Special Ops Commander, Congress Evaluate Human Rights Law
By Amaani Lyle
American Forces Press Service
WASHINGTON, March 6, 2013 The commander of U.S. Special Operations Command responded to lawmakers’ questions about the Leahy Amendment, which prohibits U.S. military assistance to foreign military units that violate human rights and restricts U.S. aid to abusive security forces overseas.
Navy Adm. William H. McRaven told the House Armed Services Committee that the “poison person, poison unit” policy mandates human rights vetting and applies to all U.S. military and law enforcement assistance worldwide.
Committee members referred to recent incidents in Mali, where some of that nation’s soldiers allegedly engaged in torture, summary executions, and kidnapping since fighting in northern Mali resumed in January 2013.
“We try to teach [foreign nation forces] what we think right looks like [from] good order and discipline, to civilian rules of the military to human rights,” McRaven said.
Socom units face the ongoing challenge of working with international partners to strengthen accountability efforts and civilian protection to help prevent further abuses.

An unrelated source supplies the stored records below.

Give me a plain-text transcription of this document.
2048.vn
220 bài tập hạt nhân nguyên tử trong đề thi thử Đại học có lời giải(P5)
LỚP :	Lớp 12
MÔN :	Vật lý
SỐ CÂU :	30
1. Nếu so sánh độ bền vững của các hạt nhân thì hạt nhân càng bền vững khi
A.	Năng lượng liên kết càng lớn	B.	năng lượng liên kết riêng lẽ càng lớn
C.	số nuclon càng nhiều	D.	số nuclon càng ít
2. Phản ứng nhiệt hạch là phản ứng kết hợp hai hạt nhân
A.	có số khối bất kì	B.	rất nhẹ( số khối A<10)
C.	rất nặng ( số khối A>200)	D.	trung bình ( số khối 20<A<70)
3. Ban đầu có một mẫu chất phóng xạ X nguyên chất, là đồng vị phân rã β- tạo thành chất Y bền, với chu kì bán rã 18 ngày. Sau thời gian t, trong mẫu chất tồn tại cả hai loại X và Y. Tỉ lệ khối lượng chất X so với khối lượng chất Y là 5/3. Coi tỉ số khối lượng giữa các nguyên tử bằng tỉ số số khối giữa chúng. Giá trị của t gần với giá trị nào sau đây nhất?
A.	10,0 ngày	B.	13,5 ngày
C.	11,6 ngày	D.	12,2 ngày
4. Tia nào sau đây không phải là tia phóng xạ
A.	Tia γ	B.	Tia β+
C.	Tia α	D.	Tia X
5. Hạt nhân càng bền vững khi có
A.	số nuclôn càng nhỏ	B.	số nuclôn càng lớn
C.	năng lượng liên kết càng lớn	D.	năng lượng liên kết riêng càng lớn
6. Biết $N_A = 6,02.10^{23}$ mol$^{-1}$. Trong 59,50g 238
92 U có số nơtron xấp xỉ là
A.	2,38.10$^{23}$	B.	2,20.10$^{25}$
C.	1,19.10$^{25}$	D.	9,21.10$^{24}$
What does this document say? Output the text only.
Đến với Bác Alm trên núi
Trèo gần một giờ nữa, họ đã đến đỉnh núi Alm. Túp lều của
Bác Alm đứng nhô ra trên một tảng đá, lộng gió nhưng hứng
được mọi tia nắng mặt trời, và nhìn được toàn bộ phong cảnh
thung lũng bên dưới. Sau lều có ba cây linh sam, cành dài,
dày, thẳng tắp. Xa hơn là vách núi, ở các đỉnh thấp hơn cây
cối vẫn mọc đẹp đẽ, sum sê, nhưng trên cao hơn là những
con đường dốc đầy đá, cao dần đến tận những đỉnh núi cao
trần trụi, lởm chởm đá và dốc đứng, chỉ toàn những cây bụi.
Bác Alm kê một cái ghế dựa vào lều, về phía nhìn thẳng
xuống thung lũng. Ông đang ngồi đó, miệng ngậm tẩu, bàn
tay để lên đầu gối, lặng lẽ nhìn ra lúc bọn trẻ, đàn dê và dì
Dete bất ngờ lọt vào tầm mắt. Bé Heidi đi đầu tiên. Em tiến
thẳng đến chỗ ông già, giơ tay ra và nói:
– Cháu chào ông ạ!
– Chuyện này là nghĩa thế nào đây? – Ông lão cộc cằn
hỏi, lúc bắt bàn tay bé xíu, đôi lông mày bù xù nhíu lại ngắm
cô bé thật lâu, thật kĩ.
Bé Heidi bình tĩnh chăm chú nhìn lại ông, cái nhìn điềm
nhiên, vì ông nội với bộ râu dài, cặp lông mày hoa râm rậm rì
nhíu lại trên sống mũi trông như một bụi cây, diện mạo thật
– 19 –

But the law, the admiral acknowledged, inherently restricts special operations from offering assistance to units that may require U.S. assistance to practice ethical behavior.
“If the individual has committed a human rights violation, then by default we have to go back, relook the entire unit [and] potentially step away from that unit … at a time when we probably need to engage them more than ever before,” McRaven said.
McRaven assured legislators that U.S. forces conduct appropriate human rights vetting in accordance to the law and policy.